Adach was born and grew up in Poland. He now lives and workes in France. From Germany’s neighboring country in the east to the neighboring country in the west. Two world wars emanating from Germany have shaped the past century. Poland and France played a special role in the war, and today it is especially important for German politicians to have good relationships with the two countries Adach calls his homes.
His thoughts in "Das Jahrhundert der Judenbuche" deal with these three countries and with Wilhelm Grimm, Jenny and Annette von Droste-Hülshoff, Walter Benjamin and Peter Sloterdijk. Benjamin, whom Adach has portrayed darkly in the painting "Berlin", lived in Illies' period of time.

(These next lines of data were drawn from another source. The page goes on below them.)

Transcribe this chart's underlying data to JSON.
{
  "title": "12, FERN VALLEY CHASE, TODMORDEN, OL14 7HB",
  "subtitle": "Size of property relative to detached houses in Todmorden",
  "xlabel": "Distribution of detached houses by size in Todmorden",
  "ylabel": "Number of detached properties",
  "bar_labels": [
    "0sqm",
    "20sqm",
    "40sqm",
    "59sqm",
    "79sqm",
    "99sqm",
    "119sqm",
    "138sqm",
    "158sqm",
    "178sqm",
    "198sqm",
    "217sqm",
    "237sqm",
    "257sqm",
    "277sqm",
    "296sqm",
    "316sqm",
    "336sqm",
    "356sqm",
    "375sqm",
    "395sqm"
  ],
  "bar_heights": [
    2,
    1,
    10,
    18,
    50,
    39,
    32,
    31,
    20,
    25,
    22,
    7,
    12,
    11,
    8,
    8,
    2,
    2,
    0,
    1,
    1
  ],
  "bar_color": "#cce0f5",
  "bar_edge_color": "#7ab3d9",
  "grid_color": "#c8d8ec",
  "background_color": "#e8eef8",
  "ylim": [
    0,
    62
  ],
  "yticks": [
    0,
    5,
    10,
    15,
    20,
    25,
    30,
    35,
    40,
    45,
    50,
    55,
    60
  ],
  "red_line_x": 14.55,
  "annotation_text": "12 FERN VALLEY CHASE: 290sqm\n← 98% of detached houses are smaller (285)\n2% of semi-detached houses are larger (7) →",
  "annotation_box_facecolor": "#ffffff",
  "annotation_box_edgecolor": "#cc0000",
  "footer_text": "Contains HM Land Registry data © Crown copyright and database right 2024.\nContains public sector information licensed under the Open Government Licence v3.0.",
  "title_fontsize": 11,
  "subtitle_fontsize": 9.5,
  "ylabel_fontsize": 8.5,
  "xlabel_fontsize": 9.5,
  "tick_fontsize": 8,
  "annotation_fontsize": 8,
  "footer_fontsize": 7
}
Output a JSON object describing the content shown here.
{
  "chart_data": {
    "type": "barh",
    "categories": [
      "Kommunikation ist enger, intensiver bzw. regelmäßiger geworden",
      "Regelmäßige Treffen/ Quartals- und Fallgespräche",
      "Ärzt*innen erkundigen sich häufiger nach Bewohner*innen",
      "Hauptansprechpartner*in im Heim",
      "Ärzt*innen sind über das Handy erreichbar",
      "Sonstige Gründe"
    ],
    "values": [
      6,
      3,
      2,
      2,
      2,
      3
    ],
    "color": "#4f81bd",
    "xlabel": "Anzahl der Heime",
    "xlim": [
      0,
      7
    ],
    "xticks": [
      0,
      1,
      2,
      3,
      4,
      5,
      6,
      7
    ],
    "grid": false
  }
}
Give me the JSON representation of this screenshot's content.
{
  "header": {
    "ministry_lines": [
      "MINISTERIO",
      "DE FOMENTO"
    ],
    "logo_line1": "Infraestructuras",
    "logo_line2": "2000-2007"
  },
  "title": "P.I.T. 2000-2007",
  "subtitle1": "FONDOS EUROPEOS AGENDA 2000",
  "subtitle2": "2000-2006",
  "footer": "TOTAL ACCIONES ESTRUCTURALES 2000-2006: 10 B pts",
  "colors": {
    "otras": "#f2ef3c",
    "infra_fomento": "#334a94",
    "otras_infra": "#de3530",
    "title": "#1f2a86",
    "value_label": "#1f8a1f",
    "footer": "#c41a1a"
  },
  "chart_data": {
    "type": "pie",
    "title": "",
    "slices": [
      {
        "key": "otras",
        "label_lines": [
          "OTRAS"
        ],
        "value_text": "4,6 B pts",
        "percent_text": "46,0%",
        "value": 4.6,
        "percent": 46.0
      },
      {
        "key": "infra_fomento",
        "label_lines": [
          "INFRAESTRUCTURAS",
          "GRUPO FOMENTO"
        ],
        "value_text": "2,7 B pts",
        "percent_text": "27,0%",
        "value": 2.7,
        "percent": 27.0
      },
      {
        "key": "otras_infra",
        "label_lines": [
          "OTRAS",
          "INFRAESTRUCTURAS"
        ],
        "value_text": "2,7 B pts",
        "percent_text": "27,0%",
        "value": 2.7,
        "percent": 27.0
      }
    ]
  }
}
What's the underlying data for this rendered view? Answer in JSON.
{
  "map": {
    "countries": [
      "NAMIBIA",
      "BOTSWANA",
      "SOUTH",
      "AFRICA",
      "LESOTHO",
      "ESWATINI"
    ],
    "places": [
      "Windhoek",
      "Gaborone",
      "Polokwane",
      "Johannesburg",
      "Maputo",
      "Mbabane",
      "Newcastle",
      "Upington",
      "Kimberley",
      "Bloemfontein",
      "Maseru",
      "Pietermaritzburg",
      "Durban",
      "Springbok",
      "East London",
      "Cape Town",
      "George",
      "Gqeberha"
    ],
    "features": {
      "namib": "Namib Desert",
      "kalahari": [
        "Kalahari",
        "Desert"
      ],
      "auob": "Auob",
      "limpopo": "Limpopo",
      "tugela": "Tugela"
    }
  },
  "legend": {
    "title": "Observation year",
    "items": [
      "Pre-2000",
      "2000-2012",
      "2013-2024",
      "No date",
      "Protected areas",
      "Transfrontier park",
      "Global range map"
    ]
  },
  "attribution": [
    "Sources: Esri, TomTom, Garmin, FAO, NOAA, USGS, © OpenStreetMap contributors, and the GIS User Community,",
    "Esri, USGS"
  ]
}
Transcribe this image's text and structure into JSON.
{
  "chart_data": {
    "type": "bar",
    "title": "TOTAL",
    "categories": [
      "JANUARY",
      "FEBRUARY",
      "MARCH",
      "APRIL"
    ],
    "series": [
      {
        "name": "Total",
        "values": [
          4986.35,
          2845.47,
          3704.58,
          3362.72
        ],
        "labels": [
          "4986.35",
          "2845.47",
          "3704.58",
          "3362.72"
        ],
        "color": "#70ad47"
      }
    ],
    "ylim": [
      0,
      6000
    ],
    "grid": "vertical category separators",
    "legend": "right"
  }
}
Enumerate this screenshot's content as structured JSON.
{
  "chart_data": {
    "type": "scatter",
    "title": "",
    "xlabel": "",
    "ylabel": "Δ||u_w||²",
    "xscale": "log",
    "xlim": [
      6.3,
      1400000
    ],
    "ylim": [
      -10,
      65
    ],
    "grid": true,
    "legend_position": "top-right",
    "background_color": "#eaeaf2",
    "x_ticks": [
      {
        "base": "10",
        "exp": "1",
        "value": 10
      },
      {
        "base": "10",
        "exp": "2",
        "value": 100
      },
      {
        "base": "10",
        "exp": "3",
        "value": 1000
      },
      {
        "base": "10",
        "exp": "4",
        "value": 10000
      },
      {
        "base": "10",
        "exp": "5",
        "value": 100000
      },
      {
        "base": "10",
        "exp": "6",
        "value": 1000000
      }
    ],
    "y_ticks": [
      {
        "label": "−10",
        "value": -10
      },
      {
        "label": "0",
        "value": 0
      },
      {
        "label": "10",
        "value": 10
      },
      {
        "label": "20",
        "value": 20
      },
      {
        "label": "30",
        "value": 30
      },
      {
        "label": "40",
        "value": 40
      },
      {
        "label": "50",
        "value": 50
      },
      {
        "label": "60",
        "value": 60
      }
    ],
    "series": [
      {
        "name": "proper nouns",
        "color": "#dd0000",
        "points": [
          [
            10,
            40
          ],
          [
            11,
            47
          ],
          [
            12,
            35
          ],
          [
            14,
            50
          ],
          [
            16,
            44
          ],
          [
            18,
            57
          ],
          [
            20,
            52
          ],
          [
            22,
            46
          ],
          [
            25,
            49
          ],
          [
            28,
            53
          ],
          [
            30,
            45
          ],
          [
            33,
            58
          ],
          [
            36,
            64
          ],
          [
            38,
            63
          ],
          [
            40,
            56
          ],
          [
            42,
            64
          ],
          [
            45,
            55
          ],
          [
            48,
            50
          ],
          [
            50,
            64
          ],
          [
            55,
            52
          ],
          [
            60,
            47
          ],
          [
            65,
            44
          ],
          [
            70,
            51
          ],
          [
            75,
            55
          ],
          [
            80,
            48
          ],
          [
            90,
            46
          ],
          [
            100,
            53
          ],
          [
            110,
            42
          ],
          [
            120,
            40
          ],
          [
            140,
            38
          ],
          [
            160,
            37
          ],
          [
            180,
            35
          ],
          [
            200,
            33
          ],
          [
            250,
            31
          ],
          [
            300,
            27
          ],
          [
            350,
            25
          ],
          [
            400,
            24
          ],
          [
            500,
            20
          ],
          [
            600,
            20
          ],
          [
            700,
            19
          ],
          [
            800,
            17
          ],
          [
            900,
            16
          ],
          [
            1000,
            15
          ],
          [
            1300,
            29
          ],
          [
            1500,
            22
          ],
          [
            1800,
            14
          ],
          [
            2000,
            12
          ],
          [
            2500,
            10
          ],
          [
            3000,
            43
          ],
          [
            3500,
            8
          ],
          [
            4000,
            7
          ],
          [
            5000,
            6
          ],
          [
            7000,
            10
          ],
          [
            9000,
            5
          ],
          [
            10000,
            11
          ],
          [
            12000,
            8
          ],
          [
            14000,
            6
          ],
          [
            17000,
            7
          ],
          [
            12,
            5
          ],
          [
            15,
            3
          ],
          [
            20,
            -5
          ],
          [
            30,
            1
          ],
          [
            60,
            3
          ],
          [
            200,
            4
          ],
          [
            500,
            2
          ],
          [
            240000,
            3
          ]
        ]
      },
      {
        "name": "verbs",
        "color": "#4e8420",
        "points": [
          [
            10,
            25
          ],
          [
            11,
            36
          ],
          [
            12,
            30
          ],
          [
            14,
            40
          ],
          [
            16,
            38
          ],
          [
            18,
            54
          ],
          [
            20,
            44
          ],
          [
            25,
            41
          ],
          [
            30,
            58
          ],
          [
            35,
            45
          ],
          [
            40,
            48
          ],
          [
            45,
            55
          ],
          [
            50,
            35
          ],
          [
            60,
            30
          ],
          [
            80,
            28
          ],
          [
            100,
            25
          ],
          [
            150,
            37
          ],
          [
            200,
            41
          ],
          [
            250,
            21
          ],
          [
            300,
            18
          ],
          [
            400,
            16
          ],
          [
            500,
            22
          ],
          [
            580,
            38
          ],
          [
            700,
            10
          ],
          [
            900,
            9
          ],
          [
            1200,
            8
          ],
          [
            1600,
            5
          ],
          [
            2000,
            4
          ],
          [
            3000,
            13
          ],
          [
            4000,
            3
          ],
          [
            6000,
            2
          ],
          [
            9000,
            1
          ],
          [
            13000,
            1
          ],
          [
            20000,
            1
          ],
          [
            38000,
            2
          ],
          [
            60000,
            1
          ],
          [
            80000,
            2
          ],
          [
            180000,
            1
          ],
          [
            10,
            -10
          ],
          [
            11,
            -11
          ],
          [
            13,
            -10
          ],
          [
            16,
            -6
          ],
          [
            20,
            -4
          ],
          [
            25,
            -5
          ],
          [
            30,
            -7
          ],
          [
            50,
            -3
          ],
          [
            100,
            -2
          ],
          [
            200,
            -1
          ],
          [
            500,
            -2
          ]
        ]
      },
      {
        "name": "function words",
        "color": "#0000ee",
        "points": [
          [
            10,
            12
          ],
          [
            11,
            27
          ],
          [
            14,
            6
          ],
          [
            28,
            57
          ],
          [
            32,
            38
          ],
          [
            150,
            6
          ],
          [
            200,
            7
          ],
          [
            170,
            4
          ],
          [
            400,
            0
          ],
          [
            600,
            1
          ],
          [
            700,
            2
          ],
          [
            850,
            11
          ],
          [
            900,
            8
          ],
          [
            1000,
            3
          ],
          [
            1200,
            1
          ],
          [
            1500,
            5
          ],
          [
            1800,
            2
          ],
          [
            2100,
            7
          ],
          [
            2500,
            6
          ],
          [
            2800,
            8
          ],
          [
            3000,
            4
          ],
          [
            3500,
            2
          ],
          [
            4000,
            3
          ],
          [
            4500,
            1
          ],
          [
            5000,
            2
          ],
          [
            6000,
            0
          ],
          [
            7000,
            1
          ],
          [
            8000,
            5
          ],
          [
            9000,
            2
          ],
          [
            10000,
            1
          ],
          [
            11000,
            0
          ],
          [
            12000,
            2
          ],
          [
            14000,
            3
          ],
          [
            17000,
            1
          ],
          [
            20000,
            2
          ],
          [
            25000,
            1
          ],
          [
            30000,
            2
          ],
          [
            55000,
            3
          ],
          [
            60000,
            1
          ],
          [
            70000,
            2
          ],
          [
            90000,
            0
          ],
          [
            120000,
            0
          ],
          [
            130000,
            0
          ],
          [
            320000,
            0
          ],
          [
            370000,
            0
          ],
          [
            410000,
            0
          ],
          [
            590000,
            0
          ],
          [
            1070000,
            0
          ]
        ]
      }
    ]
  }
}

The other persons are so important within the European cultural history that they probably would have shown up in his book if it was not limited to dealing with the year 1913.
Adach’s works are not only referring to the specific historical period of Totalitarianism in Europe. "Romantics (G8 Rostock)" is dated 2007-2012. The summit of the major industrialized nations took place in Heiligendamm in 2007. The masked person in the painting is presumably protesting violently against the summit. "Riots in Rostock - 430 police officers injured" was a headline in Spiegel Online in those days. It can only be speculated as to whether the title of Adach’s painting refers to the fact that those in Europe who oppose the economic order dominated by the G8 are devaluated with the attribute "Social Romantics". In 2012, when the painting was completed, this subject was again very relevant. In the south of the continent, angry citizens are out on the streets demonstrating against the (savings) policies applied to battle the financial crisis which brought their countries to the brink of bankruptcy. Some of the protesters resemble the person portrayed by Adach. Sometimes Angela Merkel is shown with Nazi symbols during demonstrations.
December, 2012, when some of Adach’s paintings were being shown in the exhibition "Premiere 2013" and Illies' book received a lot of attention because of the approaching Christmas season sales and the new year, was also the month in which the head of the largest bank of a small neighboring country of Germany, namely Denmark, was especially defensive since his bank had used pictures similar to "Romantics (G8 Rostock)” in its commercials. The image of the Danske Bank had suffered a particularly hard blow during the financial crisis and tried to regain its standing with this act of unrefracting ingratiation. These commercials were running in all the countries in which the Danske Bank is represented, including Poland.
The themes of some of Adam Adach’s works are almost continuously topical as are the themes of Annette von Droste-Hülshoff in "The Judenbuche". These themes might relate to specific events and time periods, but the underlying characteristics are often, unfortunately, timeless.